How to best position yourself for the future
Coronavirus has hit our country hard in many ways. From hurting our health, to calling our first responders and doctors into battle, to dismantling our economy, to keeping us isolated from loved ones, COVID-19 has affected every aspect of our lives.
We’re just 4 months into 2020 and already millions of Americans have been laid-off from work because of this life shattering pandemic. In March alone, 10 million Americans applied for unemployment, and that doesn’t include those who have taken major pay cuts.
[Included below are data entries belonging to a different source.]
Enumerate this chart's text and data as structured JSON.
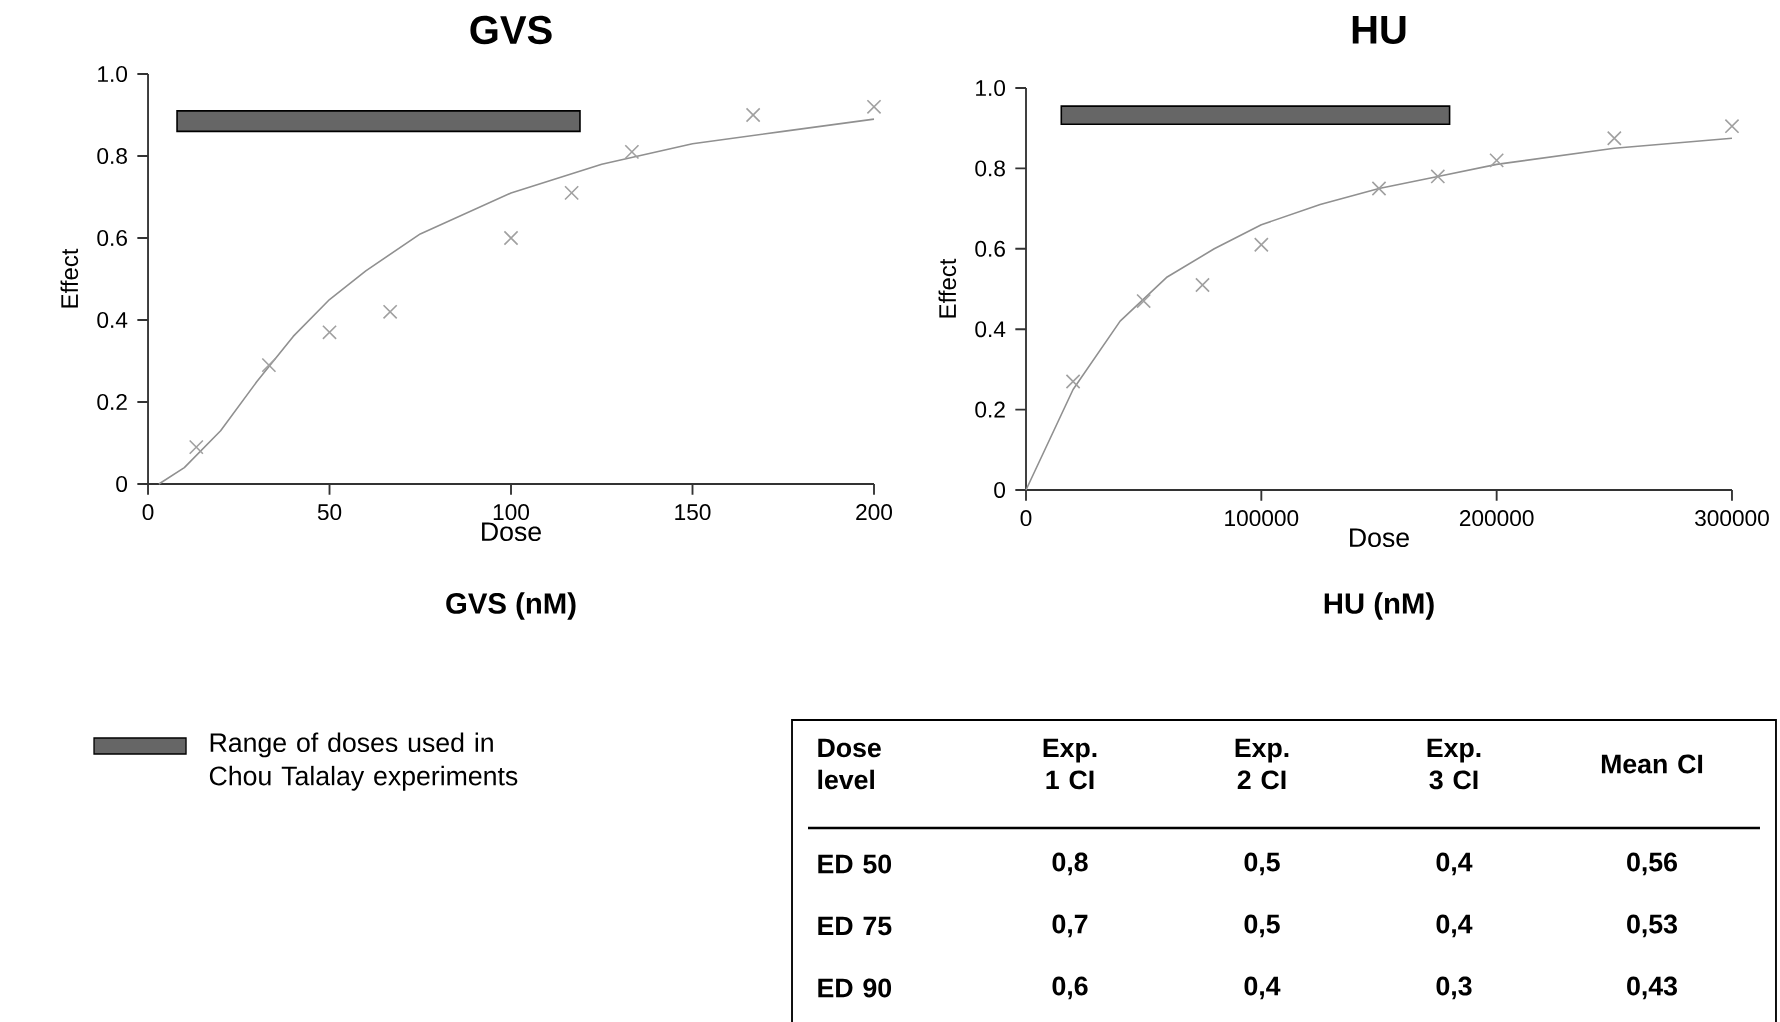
{
  "chart_data": [
    {
      "type": "scatter",
      "title": "GVS",
      "xlabel": "Dose",
      "ylabel": "Effect",
      "annotations": [
        "GVS (nM)"
      ],
      "xlim": [
        0,
        200
      ],
      "xticks": [
        0,
        50,
        100,
        150,
        200
      ],
      "ylim": [
        0,
        1
      ],
      "yticks": [
        0,
        0.2,
        0.4,
        0.6,
        0.8,
        {
          "value": 1,
          "label": "1.0"
        }
      ],
      "marker": "cross",
      "legend": "bottom",
      "bands": [
        {
          "axis": "x",
          "from": 8,
          "to": 119,
          "label": "Range of doses used in Chou Talalay experiments",
          "color": "#666666"
        }
      ],
      "series": [
        {
          "type": "scatter",
          "color": "#a0a0a0",
          "x": [
            13.3,
            33.3,
            50,
            66.7,
            100,
            116.7,
            133.3,
            166.7,
            200
          ],
          "values": [
            0.09,
            0.29,
            0.37,
            0.42,
            0.6,
            0.71,
            0.81,
            0.9,
            0.92
          ]
        },
        {
          "type": "line",
          "marker": "none",
          "color": "#909090",
          "x": [
            3,
            10,
            20,
            30,
            40,
            50,
            60,
            75,
            100,
            125,
            150,
            175,
            200
          ],
          "values": [
            0,
            0.04,
            0.13,
            0.25,
            0.36,
            0.45,
            0.52,
            0.61,
            0.71,
            0.78,
            0.83,
            0.86,
            0.89
          ]
        }
      ]
    },
    {
      "type": "scatter",
      "title": "HU",
      "xlabel": "Dose",
      "ylabel": "Effect",
      "annotations": [
        "HU (nM)"
      ],
      "xlim": [
        0,
        300000
      ],
      "xticks": [
        0,
        100000,
        200000,
        300000
      ],
      "ylim": [
        0,
        1
      ],
      "yticks": [
        0,
        0.2,
        0.4,
        0.6,
        0.8,
        {
          "value": 1,
          "label": "1.0"
        }
      ],
      "marker": "cross",
      "bands": [
        {
          "axis": "x",
          "from": 15000,
          "to": 180000,
          "color": "#666666"
        }
      ],
      "series": [
        {
          "type": "scatter",
          "color": "#a0a0a0",
          "x": [
            20000,
            50000,
            75000,
            100000,
            150000,
            175000,
            200000,
            250000,
            300000
          ],
          "values": [
            0.27,
            0.47,
            0.51,
            0.61,
            0.75,
            0.78,
            0.82,
            0.875,
            0.905
          ]
        },
        {
          "type": "line",
          "marker": "none",
          "color": "#909090",
          "x": [
            0,
            20000,
            40000,
            60000,
            80000,
            100000,
            125000,
            150000,
            175000,
            200000,
            250000,
            300000
          ],
          "values": [
            0,
            0.25,
            0.42,
            0.53,
            0.6,
            0.66,
            0.71,
            0.75,
            0.78,
            0.81,
            0.85,
            0.875
          ]
        }
      ]
    },
    {
      "type": "other",
      "annotations": [
        "Dose level",
        "Exp. 1 CI",
        "Exp. 2 CI",
        "Exp. 3 CI",
        "Mean CI",
        "ED 50",
        "0,8",
        "0,5",
        "0,4",
        "0,56",
        "ED 75",
        "0,7",
        "0,5",
        "0,4",
        "0,53",
        "ED 90",
        "0,6",
        "0,4",
        "0,3",
        "0,43"
      ]
    }
  ]
}
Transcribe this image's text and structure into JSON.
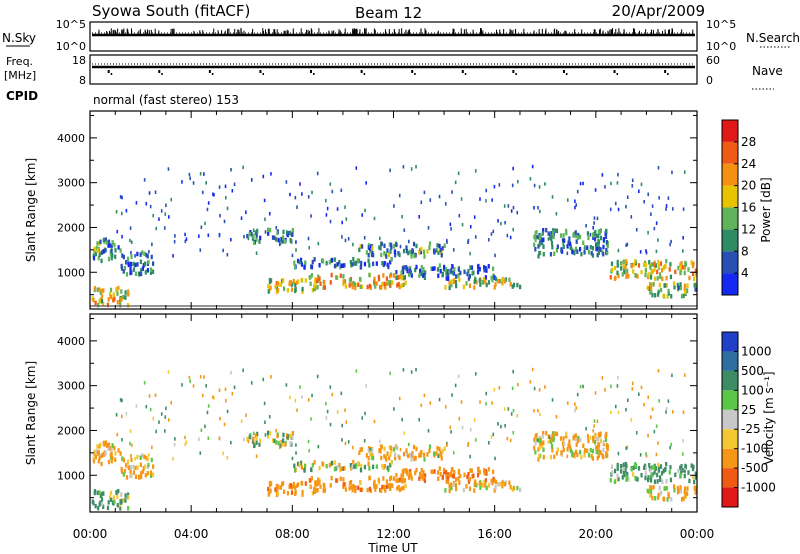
{
  "header": {
    "station": "Syowa South (fitACF)",
    "beam": "Beam 12",
    "date": "20/Apr/2009"
  },
  "strips": {
    "nsky_label": "N.Sky",
    "nsky_ticks": [
      "10^5",
      "10^0"
    ],
    "nsearch_label": "N.Search",
    "nsearch_ticks": [
      "10^5",
      "10^0"
    ],
    "freq_label_1": "Freq.",
    "freq_label_2": "[MHz]",
    "freq_ticks": [
      "18",
      "8"
    ],
    "nave_label": "Nave",
    "nave_ticks": [
      "60",
      "0"
    ],
    "cpid_label": "CPID",
    "cpid_text": "normal (fast stereo) 153"
  },
  "axes": {
    "xlabel": "Time UT",
    "ylabel": "Slant Range [km]",
    "x_ticks": [
      "00:00",
      "04:00",
      "08:00",
      "12:00",
      "16:00",
      "20:00",
      "00:00"
    ],
    "y_ticks": [
      "1000",
      "2000",
      "3000",
      "4000"
    ]
  },
  "power_bar": {
    "label": "Power [dB]",
    "ticks": [
      "4",
      "8",
      "12",
      "16",
      "20",
      "24",
      "28"
    ],
    "colors": [
      "#1428f0",
      "#2850b4",
      "#2e8c64",
      "#5fb45a",
      "#e8c400",
      "#f59010",
      "#f05a14",
      "#e01818"
    ]
  },
  "velocity_bar": {
    "label": "Velocity [m s⁻¹]",
    "ticks": [
      "1000",
      "500",
      "100",
      "25",
      "-25",
      "-100",
      "-500",
      "-1000"
    ],
    "colors": [
      "#2040c8",
      "#2e6ea0",
      "#3c8c64",
      "#5ac846",
      "#c8c8c8",
      "#f5c832",
      "#f59614",
      "#f05a14",
      "#e01818"
    ]
  },
  "chart_data": [
    {
      "type": "heatmap",
      "title": "Power",
      "xlabel": "Time UT",
      "ylabel": "Slant Range [km]",
      "xlim_hours": [
        0,
        24
      ],
      "ylim_km": [
        180,
        4600
      ],
      "colorbar": {
        "label": "Power [dB]",
        "range": [
          0,
          32
        ]
      },
      "echo_regions": [
        {
          "t": [
            0.0,
            1.2
          ],
          "r": [
            1300,
            1800
          ],
          "value": 10
        },
        {
          "t": [
            0.0,
            1.5
          ],
          "r": [
            300,
            700
          ],
          "value": 18
        },
        {
          "t": [
            1.2,
            2.5
          ],
          "r": [
            1000,
            1500
          ],
          "value": 8
        },
        {
          "t": [
            6.0,
            8.0
          ],
          "r": [
            1700,
            2000
          ],
          "value": 6
        },
        {
          "t": [
            7.0,
            9.0
          ],
          "r": [
            600,
            900
          ],
          "value": 18
        },
        {
          "t": [
            8.0,
            12.0
          ],
          "r": [
            1150,
            1350
          ],
          "value": 6
        },
        {
          "t": [
            8.5,
            12.5
          ],
          "r": [
            700,
            1000
          ],
          "value": 20
        },
        {
          "t": [
            10.5,
            14.0
          ],
          "r": [
            1400,
            1700
          ],
          "value": 10
        },
        {
          "t": [
            12.0,
            16.0
          ],
          "r": [
            900,
            1200
          ],
          "value": 8
        },
        {
          "t": [
            14.0,
            17.0
          ],
          "r": [
            700,
            900
          ],
          "value": 16
        },
        {
          "t": [
            17.5,
            20.5
          ],
          "r": [
            1400,
            2000
          ],
          "value": 8
        },
        {
          "t": [
            20.5,
            24.0
          ],
          "r": [
            900,
            1300
          ],
          "value": 18
        },
        {
          "t": [
            22.0,
            24.0
          ],
          "r": [
            500,
            800
          ],
          "value": 14
        }
      ]
    },
    {
      "type": "heatmap",
      "title": "Velocity",
      "xlabel": "Time UT",
      "ylabel": "Slant Range [km]",
      "xlim_hours": [
        0,
        24
      ],
      "ylim_km": [
        180,
        4600
      ],
      "colorbar": {
        "label": "Velocity [m s-1]",
        "range": [
          -1000,
          1000
        ]
      },
      "echo_regions": [
        {
          "t": [
            0.0,
            1.2
          ],
          "r": [
            1300,
            1800
          ],
          "value": -200
        },
        {
          "t": [
            0.0,
            1.5
          ],
          "r": [
            300,
            700
          ],
          "value": 150
        },
        {
          "t": [
            1.2,
            2.5
          ],
          "r": [
            1000,
            1500
          ],
          "value": -150
        },
        {
          "t": [
            6.0,
            8.0
          ],
          "r": [
            1700,
            2000
          ],
          "value": 0
        },
        {
          "t": [
            7.0,
            9.0
          ],
          "r": [
            600,
            900
          ],
          "value": -300
        },
        {
          "t": [
            8.0,
            12.0
          ],
          "r": [
            1150,
            1350
          ],
          "value": 0
        },
        {
          "t": [
            8.5,
            12.5
          ],
          "r": [
            700,
            1000
          ],
          "value": -300
        },
        {
          "t": [
            10.5,
            14.0
          ],
          "r": [
            1400,
            1700
          ],
          "value": -200
        },
        {
          "t": [
            12.0,
            16.0
          ],
          "r": [
            900,
            1200
          ],
          "value": -400
        },
        {
          "t": [
            14.0,
            17.0
          ],
          "r": [
            700,
            900
          ],
          "value": -150
        },
        {
          "t": [
            17.5,
            20.5
          ],
          "r": [
            1400,
            2000
          ],
          "value": -150
        },
        {
          "t": [
            20.5,
            24.0
          ],
          "r": [
            900,
            1300
          ],
          "value": 200
        },
        {
          "t": [
            22.0,
            24.0
          ],
          "r": [
            500,
            800
          ],
          "value": -150
        }
      ]
    }
  ]
}
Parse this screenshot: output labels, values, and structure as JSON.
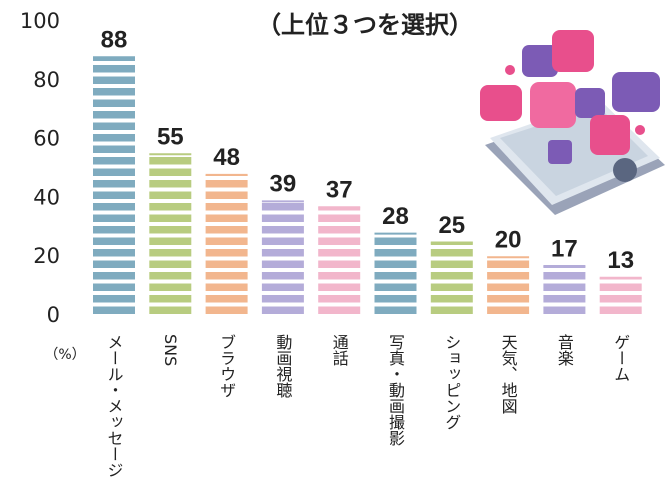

If you’re one of the millions who has recently lost your job or internship, we are so sorry and want to support you in any way we can. If you need general career advice, answers to any specific questions on your mind or if you just want to talk, you can sign up here for a virtual coffee chat with Annabel, Suitably’s Founder. Lastly, we’ve put together the below list of 7 immediate steps you should take if you’ve been laid-off to best position yourself for the future. Please reach out to us at firstname.lastname@example.org to let us know what else we can be doing to help you during this difficult transition.
1. Ask for a Laid-Off Letter From HR
The first step you should take after being laid-off is to make sure you get a letter from human resources that certifies that you were laid-off, not fired. This letter will explain that you’re no longer working due to conditions out of your control (a.k.a. Coronavirus) and that the lay off was not based on your performance. It’ll be helpful to have this documented when looking for new work as it’ll show your abilities and performance were not the cause of your unemployment.
2. Apply for Unemployment
Check to see if your employer is filing unemployment for you. In some lucky cases, your employer will file unemployment on your behalf. If not, go to your state specific website to begin the process. Don’t hesitate to reach out to your HR department should you have any questions, they will be a helpful resource.
Make sure to gather all information before beginning the application process. Collect all personal and employer information needed and save it in one place. It’s helpful to remember that your eligibility, the amount you receive, and the length of time you’re covered for all depends on your original job.
Lastly, be patient. The influx of Americans applying for unemployment has generated more traffic than the systems can handle, causing websites to crash and long hold times. Carve out time dedicated to applying for unemployment and try not to get discouraged if the process takes longer than anticipated.
3. Inquire About Health Insurance Benefits
Many Americans receive employer-sponsored health insurance. In most cases, those who are laid-off are usually covered for at least another month under their employer-sponsored insurance. Check in with HR to see how long you’re covered for and the exact end date.
Plan ahead and start researching other health insurance plans to apply for now so you don’t have any gaps in your coverage. You can shop for an individual healthcare plan on the state exchanges, which often offer subsidies. You can also search in Yelp for a health insurance broker in your area who can help you get a plan with excellent coverage.
4. Get Details on Your Last Paycheck & Severance Package
Make sure you iron out all the details of your final paycheck and severance package. Ask your employer in an email how much you should be receiving and when you will be receiving those final payments. It will help you plan and set your budget (link to phil’s post) for the weeks ahead.
5. Decide What to Do With Your 401K
When it comes to making a decision about your 401k, you have many options. You can leave it in your former employer’s plan, consolidate your old plan with a new one, or open a rollover individual retirement account. Try to avoid cashing out, even though it may be tempting to get some extra cash, as you’ll have to pay hefty fees for an early withdrawal.
6. Update Your LinkedIn/Resume
Thanks to social distancing, we all have a little (or a lot) more downtime these days. Take this time to focus on you. Now is the time to grow your professional brand and that begins by updating your LinkedIn and resume. If you need a place to start, check out our free resume template and tips to get your resume into hire-worthy shape. Whether it’s updating your profile and past job descriptions, taking a new and improved headshot, or just adding to your network to finally hit 500+ connections, it will all help you down the road. Once you’ve updated your LinkedIn and resume, begin networking by reaching out to professionals on LinkedIn. We’ve put together a cold email template to get you started.
7. Set Your Sights on Something New
When one door closes, another one opens. In this case, the doors might be two completely different colors and styles. With an uncertain future economy and many companies implementing hiring freezes, there may be limited opportunities in the industries you’ve worked in previously. But that’s okay! Be open minded and try something new. These industries are currently experiencing higher demand and actively looking for new hires. Check out anything and everything, it can only help, and don’t be afraid to pursue a role that aligns with your passions.